Tibraca limbativentris (Heteroptera: Pentatomidae) é um dos insetos mais prejudiciais à cultura do arroz (Ferreira et al., 1997; Martins et al., 2004). Dependendo da fase de desenvolvimento que a planta é atacada, pode causar perdas na produção de até 80% (Ferreira, 1998). As perdas são maiores quando o inseto ocorre na pré – floração e início da emissão das panículas (fase reprodutiva) (Barrigossi & Martins, 2006; Martins et al., 2009). Este inseto suga a seiva na base dos colmos da planta de arroz (Figura 1). Na fase vegetativa provoca o “coração-morto” e na fase reprodutiva a “panícula-branca” (Costa & Link, 1992a; Ferreira et al., 1997; Silva et al., 2004).

Figura 1. Tibraca limbativentris se alimentando na base dos colmos da planta de arroz.

Para se defender de insetos herbívoros, as plantas podem emitir uma mistura de voláteis que atuam como substâncias dissuasivas, repelentes ou tóxicas (De Moraes et al., 1998; Moraes et al., 2005, 2008). Tais voláteis tem sua produção induzida nas plantas por substâncias presentes na saliva dos insetos (De Moraes et al., 1998; Paré & Tumlinson, 1998). Estudos relacionados à comunicação química entre insetos e plantas podem gerar informações sobre a defesa das plantas importantes para o desenvolvimento de ferramentas para o manejo integrado de pragas.

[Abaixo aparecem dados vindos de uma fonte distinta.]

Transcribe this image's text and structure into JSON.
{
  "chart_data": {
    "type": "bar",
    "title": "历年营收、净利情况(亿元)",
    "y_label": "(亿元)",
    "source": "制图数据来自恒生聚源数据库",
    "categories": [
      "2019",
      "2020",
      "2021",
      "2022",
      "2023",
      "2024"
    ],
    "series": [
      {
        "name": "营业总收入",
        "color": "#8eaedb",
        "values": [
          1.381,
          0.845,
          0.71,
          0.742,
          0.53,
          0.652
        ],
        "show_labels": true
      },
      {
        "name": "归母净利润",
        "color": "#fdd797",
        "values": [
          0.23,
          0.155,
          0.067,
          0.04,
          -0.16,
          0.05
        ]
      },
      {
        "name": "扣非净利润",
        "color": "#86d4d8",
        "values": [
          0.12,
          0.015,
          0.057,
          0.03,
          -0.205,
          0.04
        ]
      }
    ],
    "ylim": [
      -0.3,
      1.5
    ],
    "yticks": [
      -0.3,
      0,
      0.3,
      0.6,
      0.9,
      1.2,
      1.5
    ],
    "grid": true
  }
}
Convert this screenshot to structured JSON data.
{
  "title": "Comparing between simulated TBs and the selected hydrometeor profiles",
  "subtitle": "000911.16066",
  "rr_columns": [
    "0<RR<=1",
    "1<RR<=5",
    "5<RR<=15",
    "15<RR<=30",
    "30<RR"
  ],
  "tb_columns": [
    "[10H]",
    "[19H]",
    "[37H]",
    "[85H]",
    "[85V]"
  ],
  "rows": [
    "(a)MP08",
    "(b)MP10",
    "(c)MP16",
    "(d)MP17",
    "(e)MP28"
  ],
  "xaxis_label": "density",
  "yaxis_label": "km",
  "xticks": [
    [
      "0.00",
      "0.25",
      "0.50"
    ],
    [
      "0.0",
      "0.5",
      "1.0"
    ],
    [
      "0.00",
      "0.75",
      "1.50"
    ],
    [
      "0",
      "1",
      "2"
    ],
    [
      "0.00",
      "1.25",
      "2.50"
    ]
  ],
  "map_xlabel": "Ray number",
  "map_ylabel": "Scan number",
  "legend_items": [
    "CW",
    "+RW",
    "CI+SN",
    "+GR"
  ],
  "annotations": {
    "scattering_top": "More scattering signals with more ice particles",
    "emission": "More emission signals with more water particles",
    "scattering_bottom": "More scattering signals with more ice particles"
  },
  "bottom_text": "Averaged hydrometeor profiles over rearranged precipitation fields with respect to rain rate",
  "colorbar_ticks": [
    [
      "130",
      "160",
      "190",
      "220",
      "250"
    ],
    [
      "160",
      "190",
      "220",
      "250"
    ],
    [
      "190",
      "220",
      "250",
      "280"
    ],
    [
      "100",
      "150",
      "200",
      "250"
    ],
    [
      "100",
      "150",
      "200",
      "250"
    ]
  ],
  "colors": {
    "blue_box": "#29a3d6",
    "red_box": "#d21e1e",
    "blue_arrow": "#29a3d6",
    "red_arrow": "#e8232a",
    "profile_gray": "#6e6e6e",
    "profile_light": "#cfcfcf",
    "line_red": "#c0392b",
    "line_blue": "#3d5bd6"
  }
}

O objetivo deste trabalho foi avaliar a influência dos voláteis constitutivos e induzidos por herbivoria no comportamento de busca do percevejo T. limbativentris.

Material e métodos

As respostas de fêmeas virgens de T. limbativentris (5 a 10 dias na fase adulta) foram avaliadas em olfatômetro na forma de “Y”. Um único inseto foi colocado na área de liberação e observado por 600 segundos (Figura 2).

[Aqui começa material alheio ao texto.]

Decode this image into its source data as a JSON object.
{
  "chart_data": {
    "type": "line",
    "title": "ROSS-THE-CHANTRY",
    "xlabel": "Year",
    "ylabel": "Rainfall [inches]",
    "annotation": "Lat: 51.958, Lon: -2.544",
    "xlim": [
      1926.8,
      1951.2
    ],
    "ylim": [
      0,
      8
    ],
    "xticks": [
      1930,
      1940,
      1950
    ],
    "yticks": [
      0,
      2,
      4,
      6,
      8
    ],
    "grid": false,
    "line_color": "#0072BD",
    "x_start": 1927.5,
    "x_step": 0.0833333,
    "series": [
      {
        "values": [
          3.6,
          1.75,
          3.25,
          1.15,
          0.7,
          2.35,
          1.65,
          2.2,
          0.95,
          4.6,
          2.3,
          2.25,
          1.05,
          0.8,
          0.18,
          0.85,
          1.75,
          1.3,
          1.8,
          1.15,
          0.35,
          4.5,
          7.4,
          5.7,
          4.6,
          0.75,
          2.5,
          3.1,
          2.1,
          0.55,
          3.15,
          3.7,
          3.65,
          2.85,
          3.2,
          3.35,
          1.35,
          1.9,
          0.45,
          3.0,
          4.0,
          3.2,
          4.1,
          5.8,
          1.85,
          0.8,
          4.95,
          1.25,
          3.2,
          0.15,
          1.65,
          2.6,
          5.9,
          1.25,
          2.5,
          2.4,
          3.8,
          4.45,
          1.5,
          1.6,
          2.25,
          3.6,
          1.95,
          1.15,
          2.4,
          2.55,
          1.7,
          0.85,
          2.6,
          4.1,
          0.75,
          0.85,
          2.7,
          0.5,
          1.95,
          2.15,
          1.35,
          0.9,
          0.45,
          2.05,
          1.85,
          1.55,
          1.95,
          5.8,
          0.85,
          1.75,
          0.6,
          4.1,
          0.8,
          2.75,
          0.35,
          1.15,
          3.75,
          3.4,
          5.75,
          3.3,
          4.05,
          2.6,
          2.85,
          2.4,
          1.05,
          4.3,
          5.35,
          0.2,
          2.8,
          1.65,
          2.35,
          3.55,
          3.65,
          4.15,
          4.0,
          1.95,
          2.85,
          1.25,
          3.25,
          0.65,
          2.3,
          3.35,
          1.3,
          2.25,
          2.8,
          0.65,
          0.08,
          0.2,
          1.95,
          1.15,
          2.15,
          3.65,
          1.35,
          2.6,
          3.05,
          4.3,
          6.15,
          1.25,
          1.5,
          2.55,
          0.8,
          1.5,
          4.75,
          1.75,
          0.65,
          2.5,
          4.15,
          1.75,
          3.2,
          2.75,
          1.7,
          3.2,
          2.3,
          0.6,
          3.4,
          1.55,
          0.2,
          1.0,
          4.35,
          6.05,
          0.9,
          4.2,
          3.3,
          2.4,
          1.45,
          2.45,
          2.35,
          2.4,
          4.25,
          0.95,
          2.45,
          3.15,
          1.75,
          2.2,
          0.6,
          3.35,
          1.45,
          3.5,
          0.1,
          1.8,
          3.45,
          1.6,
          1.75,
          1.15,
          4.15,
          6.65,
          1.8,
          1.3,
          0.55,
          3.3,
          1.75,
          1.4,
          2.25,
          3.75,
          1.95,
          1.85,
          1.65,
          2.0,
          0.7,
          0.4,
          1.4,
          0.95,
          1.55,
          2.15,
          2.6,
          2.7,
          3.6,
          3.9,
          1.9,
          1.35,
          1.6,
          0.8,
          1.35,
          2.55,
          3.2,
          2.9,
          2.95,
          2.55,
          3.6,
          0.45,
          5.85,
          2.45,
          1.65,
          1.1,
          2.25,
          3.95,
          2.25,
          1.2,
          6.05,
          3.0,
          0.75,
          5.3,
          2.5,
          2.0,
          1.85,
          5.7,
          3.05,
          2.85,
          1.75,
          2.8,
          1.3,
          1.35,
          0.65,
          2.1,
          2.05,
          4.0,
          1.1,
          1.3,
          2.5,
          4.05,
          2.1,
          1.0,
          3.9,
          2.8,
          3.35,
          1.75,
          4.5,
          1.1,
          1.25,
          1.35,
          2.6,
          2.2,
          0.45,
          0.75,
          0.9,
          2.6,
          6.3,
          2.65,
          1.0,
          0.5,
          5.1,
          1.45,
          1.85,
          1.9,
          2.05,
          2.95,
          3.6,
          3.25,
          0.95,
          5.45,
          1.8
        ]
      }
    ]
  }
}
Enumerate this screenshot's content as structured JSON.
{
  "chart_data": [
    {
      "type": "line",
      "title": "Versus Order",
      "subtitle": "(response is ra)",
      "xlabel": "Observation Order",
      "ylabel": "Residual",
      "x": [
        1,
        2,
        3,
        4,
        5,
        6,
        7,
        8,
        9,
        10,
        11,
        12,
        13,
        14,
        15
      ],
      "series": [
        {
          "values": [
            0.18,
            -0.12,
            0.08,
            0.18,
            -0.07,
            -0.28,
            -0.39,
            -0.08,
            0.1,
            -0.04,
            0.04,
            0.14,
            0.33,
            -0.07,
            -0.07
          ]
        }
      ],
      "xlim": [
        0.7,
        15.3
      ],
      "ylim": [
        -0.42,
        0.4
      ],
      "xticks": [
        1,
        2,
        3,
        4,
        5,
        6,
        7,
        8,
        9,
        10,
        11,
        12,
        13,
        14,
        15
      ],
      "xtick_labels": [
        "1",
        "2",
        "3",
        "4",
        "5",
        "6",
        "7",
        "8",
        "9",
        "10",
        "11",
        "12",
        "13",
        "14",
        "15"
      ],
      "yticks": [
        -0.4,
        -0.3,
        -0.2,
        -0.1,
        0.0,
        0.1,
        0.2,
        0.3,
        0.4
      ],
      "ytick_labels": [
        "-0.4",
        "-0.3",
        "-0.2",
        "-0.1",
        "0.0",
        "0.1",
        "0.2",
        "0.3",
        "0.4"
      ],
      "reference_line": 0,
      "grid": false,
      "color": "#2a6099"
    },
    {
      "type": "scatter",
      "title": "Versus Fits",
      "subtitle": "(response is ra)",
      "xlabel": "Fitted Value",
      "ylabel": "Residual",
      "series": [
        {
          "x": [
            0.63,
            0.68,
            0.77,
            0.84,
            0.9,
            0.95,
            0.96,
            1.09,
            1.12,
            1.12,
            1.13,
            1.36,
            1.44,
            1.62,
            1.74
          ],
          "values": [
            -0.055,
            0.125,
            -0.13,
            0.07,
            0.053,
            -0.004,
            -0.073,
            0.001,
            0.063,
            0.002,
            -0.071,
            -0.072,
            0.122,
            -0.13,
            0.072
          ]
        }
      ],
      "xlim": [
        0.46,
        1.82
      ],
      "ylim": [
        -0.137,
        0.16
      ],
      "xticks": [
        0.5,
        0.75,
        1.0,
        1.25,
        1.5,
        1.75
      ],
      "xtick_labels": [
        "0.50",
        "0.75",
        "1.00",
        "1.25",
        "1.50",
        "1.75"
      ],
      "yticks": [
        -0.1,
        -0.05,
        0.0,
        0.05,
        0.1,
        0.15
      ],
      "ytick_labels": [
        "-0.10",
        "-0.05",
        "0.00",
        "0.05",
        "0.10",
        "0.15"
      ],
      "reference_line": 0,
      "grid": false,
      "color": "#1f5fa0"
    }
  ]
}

Figura 2. Olfatômetro na forma de “Y”.

Os bioensaios foram conduzidos utilizando plantas de arroz injuriadas por duas fêmeas de T. limbativentris no período de 24 e 120 horas após o início da herbivoria. As plantas foram inseridas dentro de câmaras de polietileno e conectadas ao olfatômetro por tubos de silicone. Foi usado uma bomba de sucção e uma bomba de  pressão, para o escoamento do ar nas câmaras e no olfatômetro (Figura 3).

Figura 3. Sistema utilizado para avaliar o comportamento dos insetos em olfatômetro em “Y”.

Foram realizados 40 repetições para cada um dos seguintes tratamentos: a) planta sadia x ar, b) planta com injúria por 24 horas x ar, c) planta com injúria por 24 horas x planta sadia, d) planta com injúria por 120 horas x ar, e) planta com injúria por 120 horas x planta sadia. Foram avaliadas a primeira escolha e o tempo de residência em cada braço do olfatômetro.

Resultados

Fêmeas virgens de T. limbativentris mostraram preferência aos voláteis de plantas sadias (PS) do que aos voláteis de plantas injuriadas por 120 horas (PI) por coespecíficos (χ² = 3,49; p = 0,037) (Figura 4) e passaram mais tempo no braço do olfatômetro com ar do que no braço com voláteis de plantas injuriadas por 120 horas (PI) (t = – 2,38; gl = 39; p = 0,022) (Figura 5).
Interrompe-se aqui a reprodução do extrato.